For details on how to configure the tool to include multiple queries, output JSON/YAML or output single Markdown files from a query that produces a single result, check the documentation.

Integrating Into Your Build

Once you have a configuration and STEPZEN_API_KEY environment variable set, all you need to do to get this integrated into your build is to add it to your build command. For example, for a Jekyll site, you might run:

npx @remotesynth/stepzen-content-pull && jekyll build

This will pull the content to local files before the site is deployed. If you're on Netlify, you could even integrate the StepZen Netlify Build Plugin to have a build process that:

  1. Builds and deploys your StepZen GraphQL API
  2. Pulls content from the API as local files
  3. Builds and deploys the site to Netlify's CDN

The best part is that all of this would exist within a single project structure and deployed simply by checking in changes to the git repository tied to your Netlify site.
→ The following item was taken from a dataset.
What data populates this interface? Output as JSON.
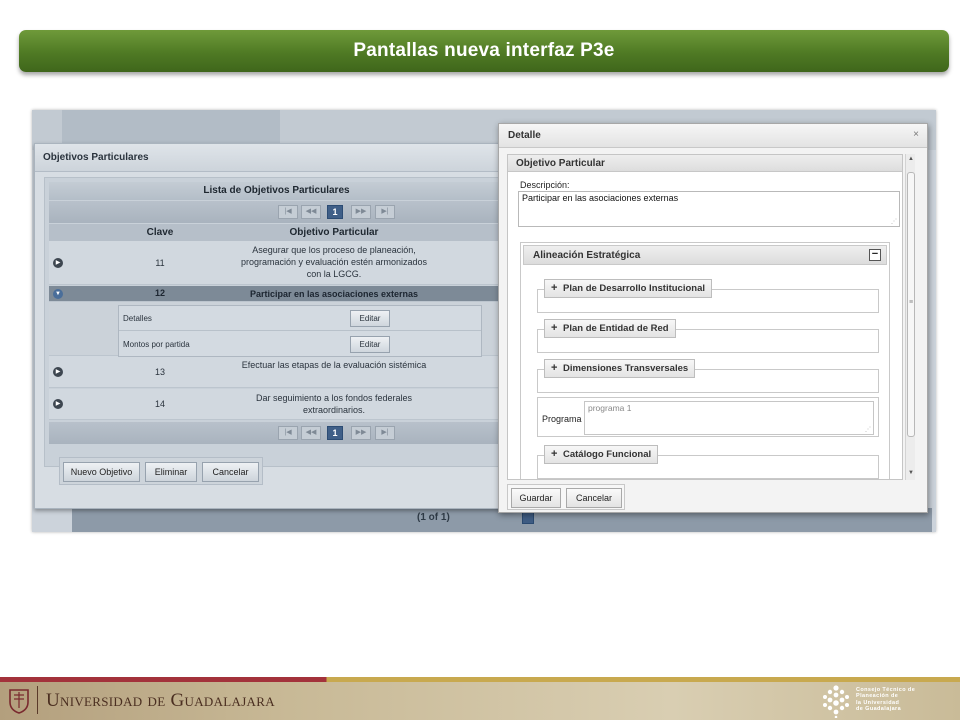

Try It Out (Keep In Mind It's Beta)

I'd love for you to give this a try and let me know what you think. This is just an initial release and the tool could definitely use some better error messaging and debugging issues with your config file (it is open source so you can contribute too if you like). If you run into issues or you have features you'd like to see added, let me know. Hopefully it helps you pull any data from anywhere into your Jamstack site!